The Hague-Democratic party machine in New Jersey is smoothly organized and operates with the power and influence that only Tammany Hall, in its greatest days, could be compared to it. Besides building a party bureaucracy on the basis of government jobs, Hague has devised a new and more effective method of keeping his machine intact and influential.
 

Basis of Hague Control

Every open shop employer is guaranteed no “labor trouble,” if he allows Hague to control part of the jobs in the plants. Any man going to a factory with an OK by Hague is given work. Hague thus builds his political machine among the workers on the basis of his job distribution power.

Is it any wonder that Hague’s machine has withstood various attacks for the past twenty years?

The employers know the power of Hague’s machine and have been flocking to New Jersey to erect sweatshops because it offers great profit-making possibilities at the expense of the defenseless workers.
 

Appalling Conditions

The state Department of Labor last week revealed that over 34,000 women and children were employed for less than $6 a week working over 40 hours.

It also reported that over 292,000 women were employed at less than $17 a week, which is considered the minimum wage necessary to stave off starvation.

Over 326,000 are employed at starvation wages in New Jersey!
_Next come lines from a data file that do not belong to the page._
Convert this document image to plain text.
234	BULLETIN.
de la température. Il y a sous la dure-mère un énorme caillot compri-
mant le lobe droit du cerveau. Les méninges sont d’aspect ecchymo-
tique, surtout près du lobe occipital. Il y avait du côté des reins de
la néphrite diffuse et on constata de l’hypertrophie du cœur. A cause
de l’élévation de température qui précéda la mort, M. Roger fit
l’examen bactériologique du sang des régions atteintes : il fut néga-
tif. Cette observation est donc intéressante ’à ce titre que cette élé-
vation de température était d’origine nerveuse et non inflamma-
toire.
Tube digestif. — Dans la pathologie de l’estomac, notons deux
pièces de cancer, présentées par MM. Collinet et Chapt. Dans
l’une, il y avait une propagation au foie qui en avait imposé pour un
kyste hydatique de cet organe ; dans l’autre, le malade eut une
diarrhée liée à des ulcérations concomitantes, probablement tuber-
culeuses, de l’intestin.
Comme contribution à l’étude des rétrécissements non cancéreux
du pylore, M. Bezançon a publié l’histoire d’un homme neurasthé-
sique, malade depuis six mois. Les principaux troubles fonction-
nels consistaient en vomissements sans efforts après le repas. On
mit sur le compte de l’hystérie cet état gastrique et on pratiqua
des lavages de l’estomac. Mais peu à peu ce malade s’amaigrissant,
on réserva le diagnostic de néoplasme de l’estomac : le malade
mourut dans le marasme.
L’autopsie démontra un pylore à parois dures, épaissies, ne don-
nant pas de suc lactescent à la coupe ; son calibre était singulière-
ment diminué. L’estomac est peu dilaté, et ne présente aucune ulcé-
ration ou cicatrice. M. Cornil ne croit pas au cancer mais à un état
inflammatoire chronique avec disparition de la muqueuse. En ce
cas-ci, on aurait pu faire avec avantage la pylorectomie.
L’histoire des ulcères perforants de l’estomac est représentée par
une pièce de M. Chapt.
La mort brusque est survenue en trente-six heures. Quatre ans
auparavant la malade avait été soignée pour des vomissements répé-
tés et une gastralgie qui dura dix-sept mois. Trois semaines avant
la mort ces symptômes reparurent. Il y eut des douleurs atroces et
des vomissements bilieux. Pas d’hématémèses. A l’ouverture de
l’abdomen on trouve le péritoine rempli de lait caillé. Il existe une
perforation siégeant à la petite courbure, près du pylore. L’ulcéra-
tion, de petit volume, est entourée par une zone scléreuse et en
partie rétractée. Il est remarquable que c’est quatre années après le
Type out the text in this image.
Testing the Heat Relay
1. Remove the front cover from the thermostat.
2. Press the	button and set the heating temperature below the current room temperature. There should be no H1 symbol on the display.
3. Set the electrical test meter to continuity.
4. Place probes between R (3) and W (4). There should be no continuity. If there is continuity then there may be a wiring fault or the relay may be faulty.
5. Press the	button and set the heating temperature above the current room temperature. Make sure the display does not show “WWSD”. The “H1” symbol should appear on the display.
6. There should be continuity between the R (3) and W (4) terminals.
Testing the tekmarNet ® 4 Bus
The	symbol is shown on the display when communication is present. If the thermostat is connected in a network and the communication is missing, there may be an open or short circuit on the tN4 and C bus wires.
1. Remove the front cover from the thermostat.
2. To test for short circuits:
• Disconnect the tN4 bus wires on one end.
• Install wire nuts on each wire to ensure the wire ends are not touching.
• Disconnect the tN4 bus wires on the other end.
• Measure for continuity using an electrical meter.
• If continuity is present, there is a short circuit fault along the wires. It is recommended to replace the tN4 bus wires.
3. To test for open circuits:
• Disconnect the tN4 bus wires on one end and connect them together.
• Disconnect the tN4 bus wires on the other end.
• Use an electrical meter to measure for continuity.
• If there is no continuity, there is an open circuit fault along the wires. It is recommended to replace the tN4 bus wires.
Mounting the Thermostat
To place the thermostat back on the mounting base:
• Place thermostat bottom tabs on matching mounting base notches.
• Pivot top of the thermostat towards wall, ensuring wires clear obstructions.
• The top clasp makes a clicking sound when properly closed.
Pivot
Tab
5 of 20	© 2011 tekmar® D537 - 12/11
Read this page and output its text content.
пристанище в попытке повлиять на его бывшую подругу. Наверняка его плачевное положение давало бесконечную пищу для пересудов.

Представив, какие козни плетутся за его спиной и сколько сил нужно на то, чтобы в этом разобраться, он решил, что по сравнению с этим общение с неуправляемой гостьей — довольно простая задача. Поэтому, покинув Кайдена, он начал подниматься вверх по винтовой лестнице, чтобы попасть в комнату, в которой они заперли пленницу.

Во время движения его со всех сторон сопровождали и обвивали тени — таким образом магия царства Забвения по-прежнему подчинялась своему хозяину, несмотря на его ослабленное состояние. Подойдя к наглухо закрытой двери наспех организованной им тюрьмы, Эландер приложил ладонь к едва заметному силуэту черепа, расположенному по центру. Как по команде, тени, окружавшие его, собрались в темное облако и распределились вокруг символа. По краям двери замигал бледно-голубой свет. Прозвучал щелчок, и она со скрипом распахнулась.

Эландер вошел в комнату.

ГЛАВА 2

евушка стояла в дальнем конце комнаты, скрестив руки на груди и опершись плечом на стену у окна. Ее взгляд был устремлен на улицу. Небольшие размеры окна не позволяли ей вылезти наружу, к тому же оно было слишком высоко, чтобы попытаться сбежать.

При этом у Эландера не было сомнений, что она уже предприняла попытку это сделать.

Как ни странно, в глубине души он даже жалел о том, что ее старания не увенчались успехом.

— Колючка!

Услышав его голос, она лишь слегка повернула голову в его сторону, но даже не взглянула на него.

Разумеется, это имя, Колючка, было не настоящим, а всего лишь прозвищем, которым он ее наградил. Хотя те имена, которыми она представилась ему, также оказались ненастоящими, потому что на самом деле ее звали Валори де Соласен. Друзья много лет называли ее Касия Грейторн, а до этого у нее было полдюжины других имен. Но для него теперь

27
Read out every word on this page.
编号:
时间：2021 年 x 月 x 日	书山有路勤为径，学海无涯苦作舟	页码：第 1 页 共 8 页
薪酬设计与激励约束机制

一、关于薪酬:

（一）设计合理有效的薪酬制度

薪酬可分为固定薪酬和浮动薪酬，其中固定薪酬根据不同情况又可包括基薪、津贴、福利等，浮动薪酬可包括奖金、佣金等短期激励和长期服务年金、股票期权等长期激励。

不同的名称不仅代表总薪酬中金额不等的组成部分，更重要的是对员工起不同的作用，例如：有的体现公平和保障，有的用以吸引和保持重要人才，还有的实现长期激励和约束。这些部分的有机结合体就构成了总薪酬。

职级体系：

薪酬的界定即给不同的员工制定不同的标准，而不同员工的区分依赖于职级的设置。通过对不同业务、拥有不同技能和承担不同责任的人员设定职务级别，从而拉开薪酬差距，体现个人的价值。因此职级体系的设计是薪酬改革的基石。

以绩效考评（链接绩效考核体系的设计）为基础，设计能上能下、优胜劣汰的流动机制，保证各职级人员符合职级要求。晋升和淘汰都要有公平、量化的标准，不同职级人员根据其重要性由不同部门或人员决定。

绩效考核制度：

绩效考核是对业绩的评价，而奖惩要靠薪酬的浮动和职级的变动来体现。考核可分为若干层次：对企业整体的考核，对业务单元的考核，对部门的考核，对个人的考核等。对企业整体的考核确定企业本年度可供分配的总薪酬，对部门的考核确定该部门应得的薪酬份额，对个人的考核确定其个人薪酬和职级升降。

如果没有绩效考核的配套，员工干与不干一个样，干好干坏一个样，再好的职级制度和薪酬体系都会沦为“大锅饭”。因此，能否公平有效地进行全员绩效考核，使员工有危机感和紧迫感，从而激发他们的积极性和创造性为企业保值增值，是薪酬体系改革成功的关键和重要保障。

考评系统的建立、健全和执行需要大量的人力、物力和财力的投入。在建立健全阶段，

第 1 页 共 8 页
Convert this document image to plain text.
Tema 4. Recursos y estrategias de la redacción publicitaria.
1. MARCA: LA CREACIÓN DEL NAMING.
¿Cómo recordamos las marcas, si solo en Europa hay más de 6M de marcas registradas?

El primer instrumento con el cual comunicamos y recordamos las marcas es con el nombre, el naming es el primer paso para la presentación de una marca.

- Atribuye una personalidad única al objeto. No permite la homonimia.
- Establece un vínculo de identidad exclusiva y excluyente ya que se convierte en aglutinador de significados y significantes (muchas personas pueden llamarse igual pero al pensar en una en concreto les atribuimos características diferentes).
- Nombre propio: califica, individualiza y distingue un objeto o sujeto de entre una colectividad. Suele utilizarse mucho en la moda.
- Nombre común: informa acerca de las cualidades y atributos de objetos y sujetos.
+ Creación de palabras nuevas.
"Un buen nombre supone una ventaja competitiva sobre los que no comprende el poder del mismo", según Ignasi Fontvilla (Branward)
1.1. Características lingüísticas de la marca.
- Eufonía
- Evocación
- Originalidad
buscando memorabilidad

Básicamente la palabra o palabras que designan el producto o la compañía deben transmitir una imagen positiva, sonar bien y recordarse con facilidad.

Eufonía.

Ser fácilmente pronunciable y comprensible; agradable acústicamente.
Magnificent prospects for profits!

Just as the open shop South threatens the unions in the Northern states because of lower wage levels etc., the Jersey sweatshops not only exploit their own employees but drag down wage scales in nearby areas, especially New York, whose “runaway” factories have settled in Hague’s domain.

Even though the deepening of the crisis makes organizing campaigns infinitely more difficult, the C.I.O. is seeking to smash through the dictatorship over the sweatshops.

One of the leading militants in the C.I.O., Bill Carney, veteran of the Goodyear and General Motors strikes, is directing the C.I.O. campaign in New Jersey.
 

“Underground” Organizing

While the various legal moves of the C.I.O. have been receiving the bulk of the publicity in the drive, the chief work of the C.I.O. organisers remains in carrying out “underground” organizational activity in Jersey City.

Until the workers of Jersey City themselves can be placed in struggles against the Hague machine and the employers whom he represents, the C.I.O. campaign cannot assume major proportions.

Legal battles against Hague have been won, time and again, but he merely ignores the court decisions, with the silent approval of the judges who took office as his men.

The outstanding lesson to date of the Jersey City situation is that the workers who voted Democratic because Roosevelt and his administration pretended to be “friends of labor’’ were deceived and are beginning to realize it.

The sentiment for a labor party is partly based in Jersey on the fact that the workers see they cannot get anything by tagging along with the capitalist parties, Republican or Democratic.

In fighting to smash the dictatorship of Hague and the Democratic machine, the workers learn that until capitalism itself is destroyed the sweatshops will remain.